My guess is that Inovio's DNA vaccine platform can keep generated vaccine candidates, and improving them, until there is a success. I believe both INO-3112 and VGX-3100 have high likelihoods of success.

Specifically, I would assign a 90% chance of eventual FDA approval to VGX-3100. Since it is a cancer cure for a percentage of patients, I would hazard that it would be priced higher than ordinary vaccines. Given today's market, $5,000 per patient would seem a workable number, given that effective treatment would avoid the need for surgery. The number of patents with new HPV induced pre-cancers each year in the U.S. is well over 250,000 [See Epidemiology of Human Papillomavirus Infections]. If 100,000 chose Inovio's treatment each year, that would generate $500 million in annual revenues. If operating margins were even 20%, that would represent $100 million in operating profit per year. That would support a market cap of $2 billion. If it were a sure thing. But since it is at least a 2018 event before revenue even begins to ramp, and things can go wrong along the way, a heavy discounting of the optimistic scenario is warranted for those buying the stock today.

So I would, at this point, set a target of a $1 billion market capitalization. I am a long-term investor, and think in the long run, with multiple commercialized therapies, Inovio could become a much bigger player, if it is not acquired by some company that realizes how valuable the DNA vaccine and dMAb platforms are.

At $1 billion market capitalization, Inovio would have a price of $13.93 per share, presuming the share count stays at 71.8 million.
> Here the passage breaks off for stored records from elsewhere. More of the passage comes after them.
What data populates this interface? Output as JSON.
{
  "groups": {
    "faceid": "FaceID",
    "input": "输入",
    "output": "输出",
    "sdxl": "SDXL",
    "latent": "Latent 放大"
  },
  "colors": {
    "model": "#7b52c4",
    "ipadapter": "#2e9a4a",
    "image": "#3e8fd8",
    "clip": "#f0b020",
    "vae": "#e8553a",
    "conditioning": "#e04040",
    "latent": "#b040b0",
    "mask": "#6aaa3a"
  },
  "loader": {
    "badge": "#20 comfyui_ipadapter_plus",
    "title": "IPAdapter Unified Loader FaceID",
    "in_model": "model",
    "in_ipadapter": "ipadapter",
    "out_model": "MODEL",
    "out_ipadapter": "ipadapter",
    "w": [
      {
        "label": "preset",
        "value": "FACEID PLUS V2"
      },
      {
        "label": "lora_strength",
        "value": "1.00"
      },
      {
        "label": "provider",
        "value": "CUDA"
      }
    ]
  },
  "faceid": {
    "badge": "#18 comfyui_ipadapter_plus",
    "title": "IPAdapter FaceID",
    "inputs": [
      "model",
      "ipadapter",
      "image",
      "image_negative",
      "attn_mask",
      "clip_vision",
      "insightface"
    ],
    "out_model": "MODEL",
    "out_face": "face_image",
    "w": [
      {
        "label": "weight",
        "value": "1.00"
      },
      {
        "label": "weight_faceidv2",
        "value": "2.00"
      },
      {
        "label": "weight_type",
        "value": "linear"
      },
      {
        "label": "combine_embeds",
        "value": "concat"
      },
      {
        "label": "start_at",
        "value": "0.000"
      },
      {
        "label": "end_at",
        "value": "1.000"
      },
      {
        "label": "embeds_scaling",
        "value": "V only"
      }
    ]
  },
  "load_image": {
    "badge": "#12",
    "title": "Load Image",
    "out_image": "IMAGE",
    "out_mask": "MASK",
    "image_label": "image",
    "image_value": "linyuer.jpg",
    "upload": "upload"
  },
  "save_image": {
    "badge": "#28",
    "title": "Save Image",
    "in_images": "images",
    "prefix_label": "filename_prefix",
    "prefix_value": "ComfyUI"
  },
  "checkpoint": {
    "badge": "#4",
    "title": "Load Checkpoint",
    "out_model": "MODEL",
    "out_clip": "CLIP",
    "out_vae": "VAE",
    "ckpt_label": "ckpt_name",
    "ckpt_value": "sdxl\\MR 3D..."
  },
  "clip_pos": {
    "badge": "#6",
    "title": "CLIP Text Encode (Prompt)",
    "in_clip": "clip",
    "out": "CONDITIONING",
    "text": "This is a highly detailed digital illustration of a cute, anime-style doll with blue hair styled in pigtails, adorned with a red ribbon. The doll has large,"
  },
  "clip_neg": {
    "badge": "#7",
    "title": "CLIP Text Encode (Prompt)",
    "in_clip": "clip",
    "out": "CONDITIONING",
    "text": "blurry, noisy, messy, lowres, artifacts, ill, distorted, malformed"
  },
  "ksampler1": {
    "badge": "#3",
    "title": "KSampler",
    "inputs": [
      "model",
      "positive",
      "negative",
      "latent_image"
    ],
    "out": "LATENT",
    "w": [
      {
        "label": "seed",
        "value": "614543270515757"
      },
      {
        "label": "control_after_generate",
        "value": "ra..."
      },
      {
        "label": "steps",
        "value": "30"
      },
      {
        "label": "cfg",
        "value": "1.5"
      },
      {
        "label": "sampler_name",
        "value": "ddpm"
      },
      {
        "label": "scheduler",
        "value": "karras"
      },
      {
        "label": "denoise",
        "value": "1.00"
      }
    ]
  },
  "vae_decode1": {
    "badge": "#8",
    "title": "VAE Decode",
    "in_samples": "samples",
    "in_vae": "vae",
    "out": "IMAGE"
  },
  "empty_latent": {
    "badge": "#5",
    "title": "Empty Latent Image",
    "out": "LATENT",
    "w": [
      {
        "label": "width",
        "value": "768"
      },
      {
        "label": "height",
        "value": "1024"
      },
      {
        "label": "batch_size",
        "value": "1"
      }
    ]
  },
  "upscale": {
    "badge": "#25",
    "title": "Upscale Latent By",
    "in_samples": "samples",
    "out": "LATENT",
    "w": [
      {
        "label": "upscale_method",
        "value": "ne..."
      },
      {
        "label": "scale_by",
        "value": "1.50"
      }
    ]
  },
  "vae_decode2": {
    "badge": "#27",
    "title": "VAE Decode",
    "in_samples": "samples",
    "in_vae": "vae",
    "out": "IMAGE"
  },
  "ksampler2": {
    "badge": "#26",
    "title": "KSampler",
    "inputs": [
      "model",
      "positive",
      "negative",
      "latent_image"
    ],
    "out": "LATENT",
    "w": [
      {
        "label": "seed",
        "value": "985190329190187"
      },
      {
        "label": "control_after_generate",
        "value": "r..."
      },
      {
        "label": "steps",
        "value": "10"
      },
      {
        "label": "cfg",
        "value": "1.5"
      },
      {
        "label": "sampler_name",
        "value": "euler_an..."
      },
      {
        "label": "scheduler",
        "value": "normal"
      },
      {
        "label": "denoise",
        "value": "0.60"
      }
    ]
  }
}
Again, that is just a target, not a prediction. It depends on what other investors think of the future value of Inovio.

Disclosure: I am/we are long INO.

I wrote this article myself, and it expresses my own opinions. I am not receiving compensation for it (other than from Seeking Alpha). I have no business relationship with any company whose stock is mentioned in this article.